At that point I couldn’t hold back my tears. Or my words. I was trembling as I shared the story about the time I’d spent with her friend, and how, at the end of that day, she’d told me to give Jessika the pumpkin. The conversation was one of the most enchanting experiences of my life.
“I’ve always known she was helping me,” Jessika said, “but this is the first time anyone’s walked in here with a pumpkin!”
…
During one of my next appointments, Jessika gave me a gift. A book titled “No Pressure, No Diamonds,” which Teri had written at the end of her life using EyeGaze technology. I had no idea she was a writer. And not just a writer, but a writer who had written three hundred and thirty two pages with only her eyes. In tears, I called my partner Meg to tell her about the book on my drive home from acupuncture and she said, “Baby, we have that book. Someone mailed it to you after you were diagnosed with cancer. Do you remember who?” Because chemo has taken a toll on my memory, I didn’t remember who. But what I did remember was thinking, “When I’m reading books again (I’ve only listened to audiobooks these past years) I’m going to read this. Then I held the book to my heart and found a home for the book on my bookshelf.
Sweet community, it took me just three days to read, ‘No Pressure, No Diamonds’ and it has changed my life in ways I don’t yet have words for. It is raw, unflinchingly honest, and powerfully beautiful. Before reading it, I had not been in touch with much of the loneliness I have felt through my own diagnosis. After reading it, I stopped feeling alone. Though I know many of you are navigating illnesses yourself, you need not be facing a health challenge to be altered by the book’s wisdom, humor, and insight. Please go get it. And, if you are able, please consider donating to “I Am ALS” a nonprofit that Teri loved that provides resources and support to people with ALS, their caregivers, and loved ones.

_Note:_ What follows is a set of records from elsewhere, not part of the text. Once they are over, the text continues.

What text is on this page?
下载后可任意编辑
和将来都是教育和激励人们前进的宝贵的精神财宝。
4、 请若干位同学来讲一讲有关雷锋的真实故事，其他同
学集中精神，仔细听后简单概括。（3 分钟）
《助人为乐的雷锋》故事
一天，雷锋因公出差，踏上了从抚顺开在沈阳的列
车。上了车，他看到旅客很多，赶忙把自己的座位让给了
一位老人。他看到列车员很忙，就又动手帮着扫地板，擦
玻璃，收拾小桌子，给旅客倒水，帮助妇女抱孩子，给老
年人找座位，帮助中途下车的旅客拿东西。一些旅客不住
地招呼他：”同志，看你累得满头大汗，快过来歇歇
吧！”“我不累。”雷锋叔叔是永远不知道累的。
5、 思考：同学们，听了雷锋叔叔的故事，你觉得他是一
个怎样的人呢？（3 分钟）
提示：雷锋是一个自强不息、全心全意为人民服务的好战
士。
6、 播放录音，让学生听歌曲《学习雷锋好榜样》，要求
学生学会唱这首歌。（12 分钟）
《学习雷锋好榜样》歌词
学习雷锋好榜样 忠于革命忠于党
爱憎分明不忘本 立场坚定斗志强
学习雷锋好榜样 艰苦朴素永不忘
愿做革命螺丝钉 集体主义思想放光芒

Thank you for being here, pumpkins.
Love, Love, and More Love,
Andrea
My tale of wonder started with a sparrow. My son had died and I was sitting by myself in our backyard tears streaming. I kept thinking 'If I just knew Max was OK...If I just knew he was OK...I vaguely noticed a small brown bird flying back and forth between a tree branch and the top of a fence a mere 8 feet in front of me. Suddenly, this tiny wild bird landed on my head. I felt the tiny bird feed in my hair and was filled with wonder. The astonishing things was that seconds before the bird landed on me - I KNEW it was going to do what it did. And I KNEW it was Max's way of letting me know he was happy in the bright forever. My 6 foot, 200 pound 20-year-old son sent the tiniest feathered messenger to his Mama making me so happy.
Dear Andrea,
I believe you! And your story brings me so much happiness. Earlier this month I was awoken by a fox barking at my window in the early morning. I always sleep with my phone on airplane mode and I went to record the fox because it’s such an amazing event to be woken by a fox and I wanted to have proof that it this event really happened. The fox left before I could get my audio recorder working so I took my phone off airplane mode to confirm the sounds that foxes make. Then I saw a notification from my dad - that I had just missed a call from him. It was almost 3am Pacific time. I called him immediately, “Your mom just took her last breath,” he said. I stayed with him on the phone for the next few hours and we conferenced my sister in and we told Fran stories until his phone ran out of batteries and my mom’s body had been prepared. The fox waking me up brought my dad great comfort and we know it was my mom. Over these last few weeks she has been with me so vividly. Her body and mind have been released from dementia and other illness and she is dancing in the sky (literally). We are transformed in physical death and our spirits, our love, our souls are eternal.
Thank you, dear Andrea, for sharing your journey with us.